A trumpificação das direitas

Será mesmo certo que ninguém podia prever que viríamos a ter em 2017 um Trump na Casa Branca? Não, não era fácil prevê-lo, mas o certo é que a farsa se instalou no poder. Dificilmente se encontraria alguém tão reality show e portanto tão ligeiro (a graçola de invadir o México), tão marcado pela arrogância (a crítica à Austrália pelos refugiados), pela grosseria (as mulheres), pelo ódio (a defesa da tortura), pelo interesse próprio (os negócios da filha, as suas próprias empresas), ou pela vulnerabilidade (a apreciação de Putin e o ódio à China). Rodeado de generais e bilionários, Trump comporta-se como um adolescente mimado com um tweet nuclear nas mãos e uma ansiedade que reage a cada anzol num segundo.

Mas o verdadeiramente notável é que, se não se podia prever Trump, já não se pode antecipar nada. O efeito da globalização financeira é esse mesmo: tudo o que era sólido se desvanece no ar. A globalização devastou os pilares do funcionamento institucional do capitalismo moderno e, desse modo, abriu as portas a todos os fantasmas trumpistas. Criou a crise dos regimes tradicionais (depois da crise de Itália e de Espanha e do “Brexit”, em França talvez só reste um candidato à direita, Macron, um aventureiro fora dos velhos partidos). Criou uma crise dos governos, pois não governam. Alinhou poderes regionais, que temem a democracia como a peste. Incentivou mecanismos punitivos, como as regras do euro, para sacralizar a lógica TINA (“não há alternativa”).

Assim, criou um constitucionalismo despótico e manipulatório que é a nova ordem das coisas. Ora, esta ordem precisa de recrutar arautos. Ela deve ser reproduzida intensamente, deve ser banalizada mesmo pelas mais atarantadas figuras políticas, deve convidar os que nela vêem uma oportunidade de ascensão, deve criar um novo senso comum de agressividade e de alinhamento — em que tudo é possível. Pacheco Pereira chamou a atenção para este esforço de trumpificação das direitas portuguesas e que terá consequências profundas. O CDS ficará mais atrevido e, com o PSD, inventarão uma austeridade que tenha como argumento humilhar os de baixo, como se viu no debate do salário mínimo.

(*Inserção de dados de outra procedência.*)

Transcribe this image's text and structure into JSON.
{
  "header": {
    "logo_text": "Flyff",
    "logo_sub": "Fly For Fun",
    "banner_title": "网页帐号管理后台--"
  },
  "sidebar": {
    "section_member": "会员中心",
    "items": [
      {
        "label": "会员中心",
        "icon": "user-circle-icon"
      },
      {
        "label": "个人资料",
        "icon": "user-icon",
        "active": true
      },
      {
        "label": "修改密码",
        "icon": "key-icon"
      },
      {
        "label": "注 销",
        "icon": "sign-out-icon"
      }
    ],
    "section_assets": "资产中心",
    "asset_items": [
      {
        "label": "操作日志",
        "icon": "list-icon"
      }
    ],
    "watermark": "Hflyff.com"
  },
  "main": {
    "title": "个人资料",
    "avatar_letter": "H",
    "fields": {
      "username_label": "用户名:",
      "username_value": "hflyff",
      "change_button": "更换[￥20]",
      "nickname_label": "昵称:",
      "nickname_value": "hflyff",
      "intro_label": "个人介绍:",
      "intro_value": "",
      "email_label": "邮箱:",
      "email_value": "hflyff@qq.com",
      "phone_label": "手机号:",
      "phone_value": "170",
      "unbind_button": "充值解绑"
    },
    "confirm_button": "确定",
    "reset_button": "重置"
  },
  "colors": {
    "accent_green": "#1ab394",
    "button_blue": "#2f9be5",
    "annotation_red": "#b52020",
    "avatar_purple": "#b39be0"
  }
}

Rui Ramos, uma das luzes do neoconservadorismo do Observador, indigna-se contra esta crítica, nela descobrindo um ataque subterrâneo à “direita democrática e liberal, muito temida pelas oligarquias instaladas como eventual agente de reformas”. Como cabe, para Ramos em guerra não se limpam as espingardas e é tempo de resistência: “Os democratas liberais — não só à direita, mas à esquerda — precisam de resistir a este delírio de guerra civil [o delírio é a “divisão do mundo entre Trump e os seus inimigos”], a esta militarização do pensamento (...) em que seríamos obrigados a tomar, não as posições que correspondem aos nossos valores, mas os postos de combate de uma fantasia niilista.” Paulo Rangel, que pretende um estatuto mais respeitável, dedica-se antes ao entretenimento de argumentar simultaneamente que o trumpismo não existe e que, como existe, mora na esquerda. Não precisa de ser verdade, mas também não se esforça por ser bem apanhado; é antes um jogo floral em que o nevoeiro sobrou como última defesa.

Temos portanto uma direita ora trumpificada (os seus temas são os que servem para o realinhamento eleitoral, veja-se Fillon), com o argumento último de que o alerta antitrumpista é um ataque à cruzada ilustre da direita liberal (Ramos), ora argumentando que, se há trumpificação, são outros (Rangel). Não é grande defesa.

E é que não é precisa nenhuma defesa. A direita, a direita que conta, está confortável com a agressividade trumpista. É disso mesmo que precisava para renascer. Habituemo-nos.